Service 1: Python Transcriber
Microphone capture and VAD
audio_recorder.py captures raw PCM at 16 kHz from the default input device (or the device configured in settings). Before any transcription, a Voice Activity Detection model gates the audio — silence, background noise, and non-speech frames are dropped to avoid feeding garbage to Whisper.
Rolling buffer and 300 ms decode loop
Speech frames are appended to a rolling deque buffer (up to ~30 seconds). Every 300 ms, StreamingSTT hands the current buffer to Whisper and receives a word-level transcript with timestamps.
LocalAgreement-2: commit before silence
Each successive decode is compared to the previous. A word at position i is committed when it matches across two consecutive decodes. Committed words are forwarded to Node as stt_partial.committed without waiting for silence. Tentative (not yet agreed) words follow as stt_partial.tentative.

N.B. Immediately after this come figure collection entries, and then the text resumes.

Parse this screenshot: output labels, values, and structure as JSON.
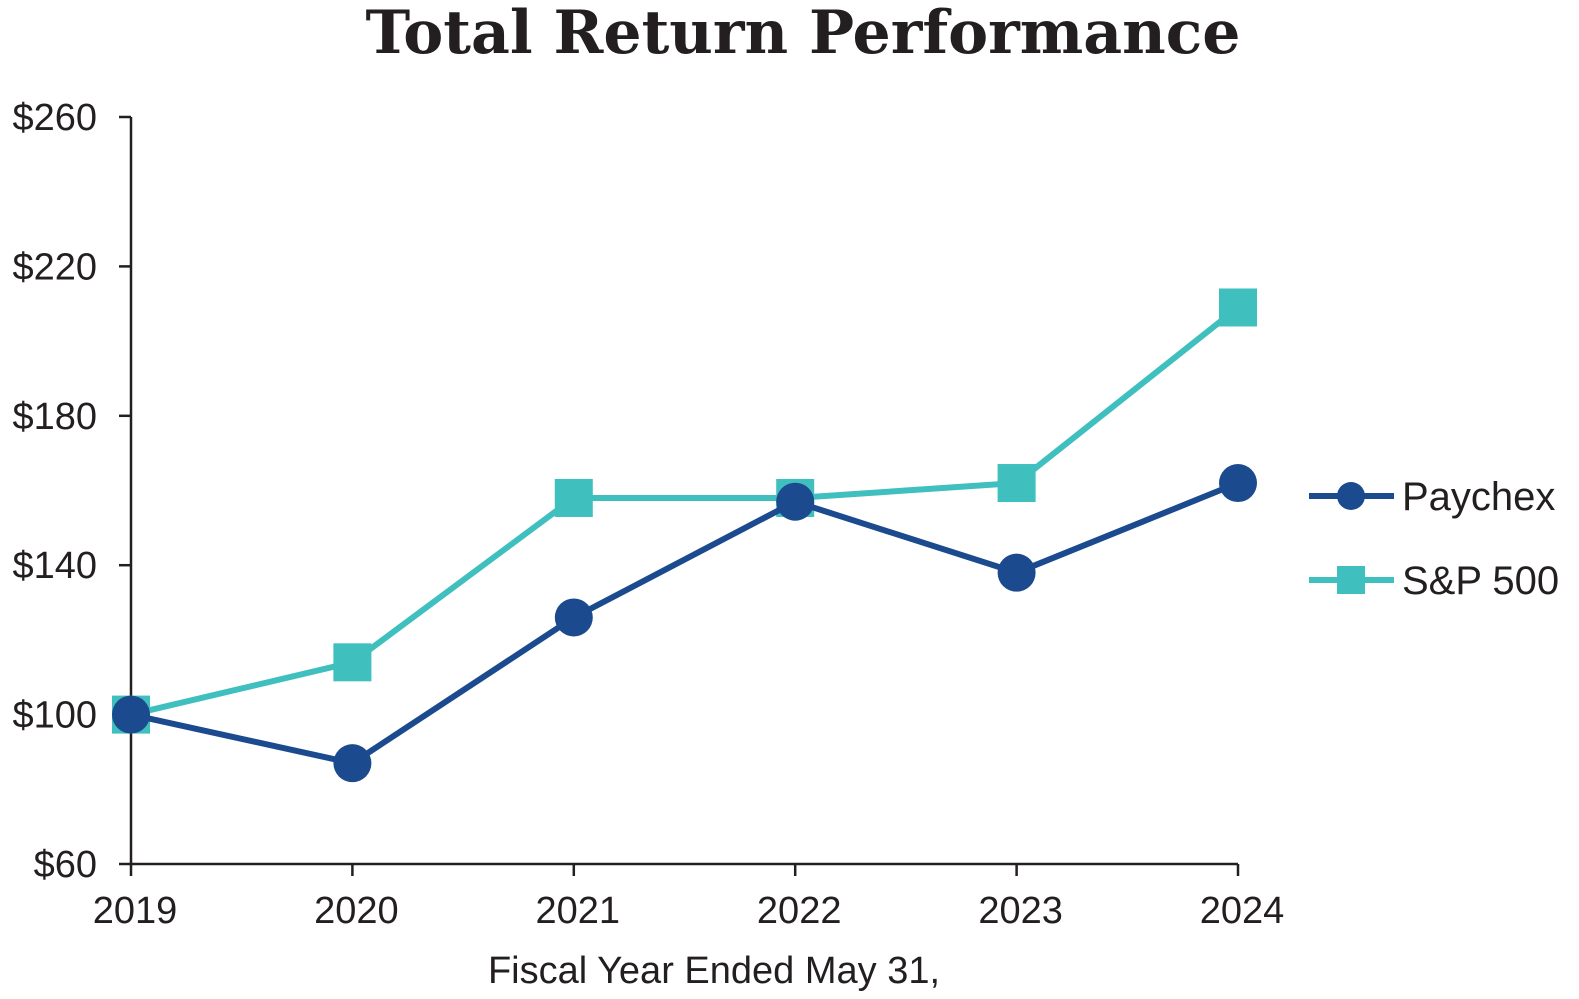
{
  "chart_data": {
    "type": "line",
    "title": "Total Return Performance",
    "xlabel": "Fiscal Year Ended May 31,",
    "ylabel": "",
    "categories": [
      "2019",
      "2020",
      "2021",
      "2022",
      "2023",
      "2024"
    ],
    "ylim": [
      60,
      260
    ],
    "yticks": [
      60,
      100,
      140,
      180,
      220,
      260
    ],
    "ytick_labels": [
      "$60",
      "$100",
      "$140",
      "$180",
      "$220",
      "$260"
    ],
    "grid": false,
    "legend_position": "right",
    "series": [
      {
        "name": "Paychex",
        "values": [
          100,
          87,
          126,
          157,
          138,
          162
        ],
        "color": "#1b4a8f",
        "marker": "circle"
      },
      {
        "name": "S&P 500",
        "values": [
          100,
          114,
          158,
          158,
          162,
          209
        ],
        "color": "#40bfbf",
        "marker": "square"
      }
    ]
  }
}
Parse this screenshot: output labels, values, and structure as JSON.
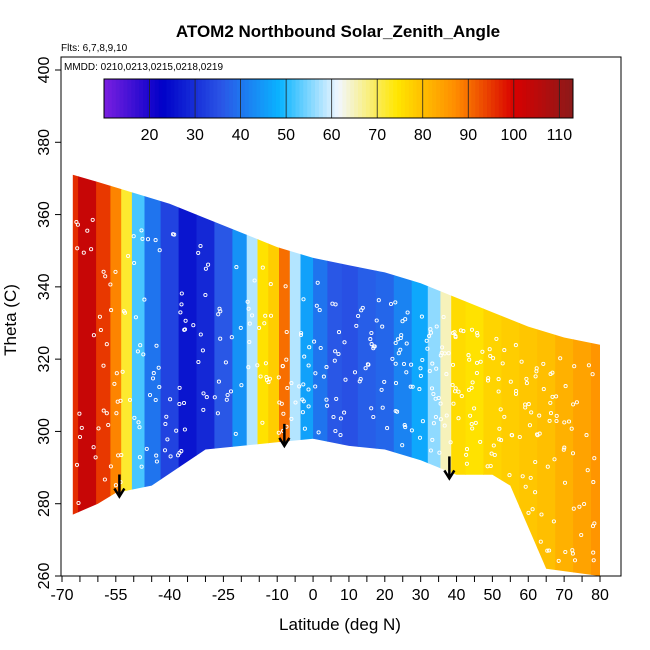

When 700 ms of silence is detected — or the user presses Cmd+Shift+X — the remaining buffer is force-decoded and emitted as stt_final, triggering the AI answer.
Service 2: Node.js Backend
Receive stt_final and build prompt
dataHandler.js receives the stt_final event. It assembles the prompt by combining the current question with conversation memory from InterviewTranscriptBuffer — the last 3–5 Q&A pairs plus compressed summaries of older context (~850 tokens max overhead).
Multi-provider AI with streaming
ai.service.js tries the configured provider cascade (default: Groq → Gemini → OpenAI → Claude). The first healthy provider is called with stream: true. Each token is immediately forwarded as a question_answer_token Socket.IO event to the HUD — no buffering.
If a provider errors or rate-limits, it is marked as cooling off and the next one in the cascade is tried. Config hot-reloads on every fs.watch event on api-keys.json — no restart needed to change providers or keys.
Session memory update
After question_answer_complete, the Q&A pair is stored in InterviewTranscriptBuffer. When 5 pairs accumulate, an async Ollama call compresses them into a ~150-token summary. This happens fire-and-forget — it never delays the next answer.
Service 3: Electron HUD
Always-on-top, content-protected overlay
The HUD is a frameless Electron window (380×460 px) pinned above all other windows at screen-saver level. setContentProtection(true) makes it invisible to every software-based screen capture tool. Socket.IO connects over ws://localhost:4000.
Live strip + streaming answer render
stt_partial events update the live strip: committed words render bright, tentative words render dim/italic. When question_answer_token events arrive, they are appended to the answer card in real time. The card is visible and updating while the model is still generating.
Flow 2: Screenshot analysis
A second, parallel flow handles screenshot-based questions. screenshot-monitor.service.js polls the uploads/ directory. New images are preprocessed with Sharp (contrast enhancement, grayscale) then passed to Tesseract for OCR. The extracted text is treated as the question and sent through the same AI pipeline — same provider cascade, same streaming HUD render.